Subsurface Electromagnetic Imaging And Deep Earth Resource Exploration

Electromagnetic wave propagation has obviously different characteristics in different frequency regimes. In the high-frequency band, when the wavelength is much less than the concerned scale, the electromagnetic field shows high oscillation, and thus, the wave phenomenon dominates. In this situation, the targets can dramatically alter the wave direction, polarization, amplitude, phase, etc. via reflection, penetration, diffraction, interference, scattering, etc. The subsurface electromagnetic detection utilizes these wave parameter changes to infer the target parameters. For example, the reverse time migration obtains the target images by correlating the incident wave and the reflected wave in the timestamp of the target space position. The linear sampling method obtains the subsurface target images by converting the near-field electromagnetic field data recorded at the receiver array into the far-field spherically symmetric wave radiated by the fictitious focal source in the imaging domain. A more rigorous method, the full-wave inversion, can simultaneously obtain the subsurface target images and dielectric parameters by strictly solving the electromagnetic scattering equations.

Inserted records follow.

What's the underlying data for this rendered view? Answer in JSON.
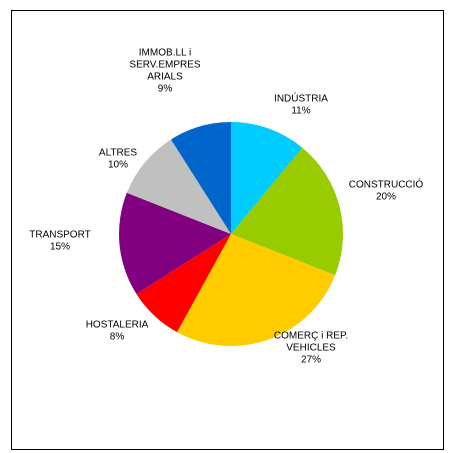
{
  "chart_data": {
    "type": "pie",
    "start_angle_deg": 0,
    "direction": "clockwise",
    "slices": [
      {
        "label": [
          "INDÚSTRIA"
        ],
        "value_label": "11%",
        "value": 11,
        "color": "#00CCFF"
      },
      {
        "label": [
          "CONSTRUCCIÓ"
        ],
        "value_label": "20%",
        "value": 20,
        "color": "#99CC00"
      },
      {
        "label": [
          "COMERÇ i REP.",
          "VEHICLES"
        ],
        "value_label": "27%",
        "value": 27,
        "color": "#FFCC00"
      },
      {
        "label": [
          "HOSTALERIA"
        ],
        "value_label": "8%",
        "value": 8,
        "color": "#FF0000"
      },
      {
        "label": [
          "TRANSPORT"
        ],
        "value_label": "15%",
        "value": 15,
        "color": "#800080"
      },
      {
        "label": [
          "ALTRES"
        ],
        "value_label": "10%",
        "value": 10,
        "color": "#C0C0C0"
      },
      {
        "label": [
          "IMMOB.LL i",
          "SERV.EMPRES",
          "ARIALS"
        ],
        "value_label": "9%",
        "value": 9,
        "color": "#0066CC"
      }
    ]
  }
}
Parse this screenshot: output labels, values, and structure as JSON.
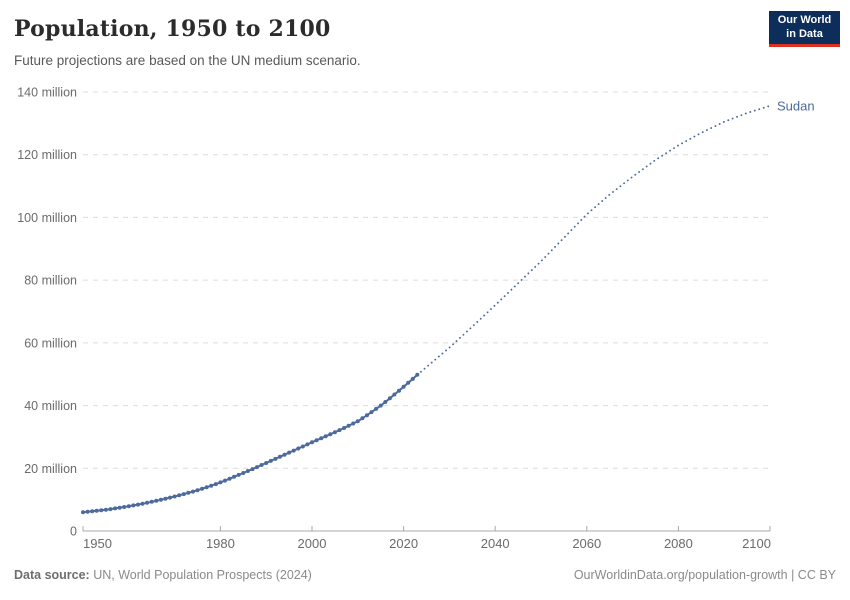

In the low-frequency band, when the wavelength is much larger than the concerned scale, it is a completely different story. The electromagnetic field exhibits an obvious diffusive phenomenon. In this situation, the skin depth becomes large and the electromagnetic field is always used to explore the anomalies e.g. metallic orebodies, buried in the deep Earth region. Meanwhile, due to the loss of the wave property and the weak changes of the field amplitude and phase caused by the anomalies, ordinary imaging methods such as reverse time migration and linear sampling fail. The distribution of the underground resistivity is usually retrieved by full-wave inversion based on either the integral-equation forward solver or the differential-equation forward solver with absorbing boundary conditions.